Dec
2008
Four information architects walk into a Chinese restaurant.
Last Thursday night, over dinner at Eat First with Lou, Mike Lee, and Aaron Watkins, as the conversation meandered from information architecture, young designers, microcelebrity, Movable Type, the Ted Kennedy question, the information networks of museum collections, and raising five-year-olds, a billboard on the back of a truck rolled past the restaurant window on rain-drenched H Street. Dozens of bullet holes were painted on it, and printed in all-caps Impact were the words “FREE RANGE TIME.”

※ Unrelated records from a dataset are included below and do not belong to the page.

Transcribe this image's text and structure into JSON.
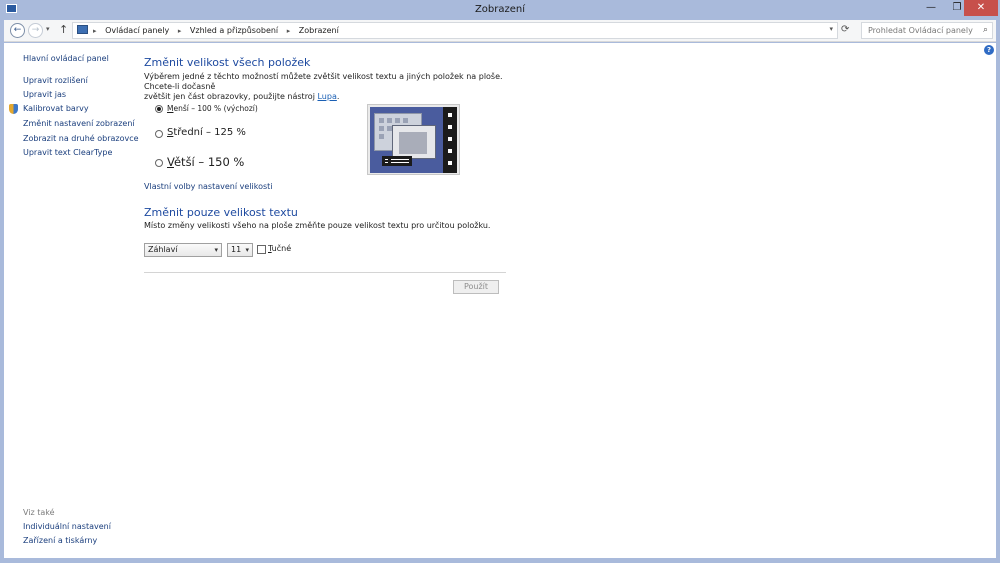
{
  "window": {
    "title": "Zobrazení",
    "min_glyph": "—",
    "max_glyph": "❐",
    "close_glyph": "✕"
  },
  "addressbar": {
    "back_glyph": "←",
    "forward_glyph": "→",
    "recent_glyph": "▾",
    "up_glyph": "↑",
    "separator_glyph": "▸",
    "crumbs": [
      "Ovládací panely",
      "Vzhled a přizpůsobení",
      "Zobrazení"
    ],
    "dropdown_glyph": "▾",
    "refresh_glyph": "⟳",
    "search_placeholder": "Prohledat Ovládací panely",
    "search_glyph": "⌕"
  },
  "help": {
    "glyph": "?"
  },
  "left_nav": {
    "home": "Hlavní ovládací panel",
    "items": [
      "Upravit rozlišení",
      "Upravit jas",
      "Kalibrovat barvy",
      "Změnit nastavení zobrazení",
      "Zobrazit na druhé obrazovce",
      "Upravit text ClearType"
    ],
    "see_also_title": "Viz také",
    "see_also": [
      "Individuální nastavení",
      "Zařízení a tiskárny"
    ]
  },
  "main": {
    "heading": "Změnit velikost všech položek",
    "description_line1": "Výběrem jedné z těchto možností můžete zvětšit velikost textu a jiných položek na ploše. Chcete-li dočasně",
    "description_line2": "zvětšit jen část obrazovky, použijte nástroj",
    "magnifier_link": "Lupa",
    "description_end": ".",
    "options": [
      {
        "accesskey": "M",
        "rest": "enší – 100 % (výchozí)",
        "checked": true
      },
      {
        "accesskey": "S",
        "rest": "třední – 125 %",
        "checked": false
      },
      {
        "accesskey": "V",
        "rest": "ětší – 150 %",
        "checked": false
      }
    ],
    "custom_link": "Vlastní volby nastavení velikosti",
    "heading2": "Změnit pouze velikost textu",
    "description2": "Místo změny velikosti všeho na ploše změňte pouze velikost textu pro určitou položku.",
    "item_select_value": "Záhlaví",
    "size_select_value": "11",
    "bold_accesskey": "T",
    "bold_rest": "učné",
    "bold_checked": false,
    "apply_button": "Použít"
  }
}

In the space of the last several weeks gliding recklessly above the clouds, papers and case studies and Movable Type templates disconnected from the earth, it was tempting to call that dinner a reprieve or a distraction. But these experiences are also indispensable for perspective, the necessary context for independent professionals toiling, certainly underappreciated and often alone, in a nigh boundless profession. That night, it was free range time (I once knew it as free-association hour), and while it lacked the structure and rigor of the workplace or the seminar, to deem it a euphemism for loafing is naïve and disrespectful of the range of thought and power of metaphors. In that alighting with a plate of Szechuan beef and three colleagues, with the yawning chasm between the day’s labor and my professional pursuits in full view, I remembered the relevance of these lofted abstractions, remembered why the work is worth it.
(I should note the word interdisciplinary peppered this conversation with unsurprising frequency.)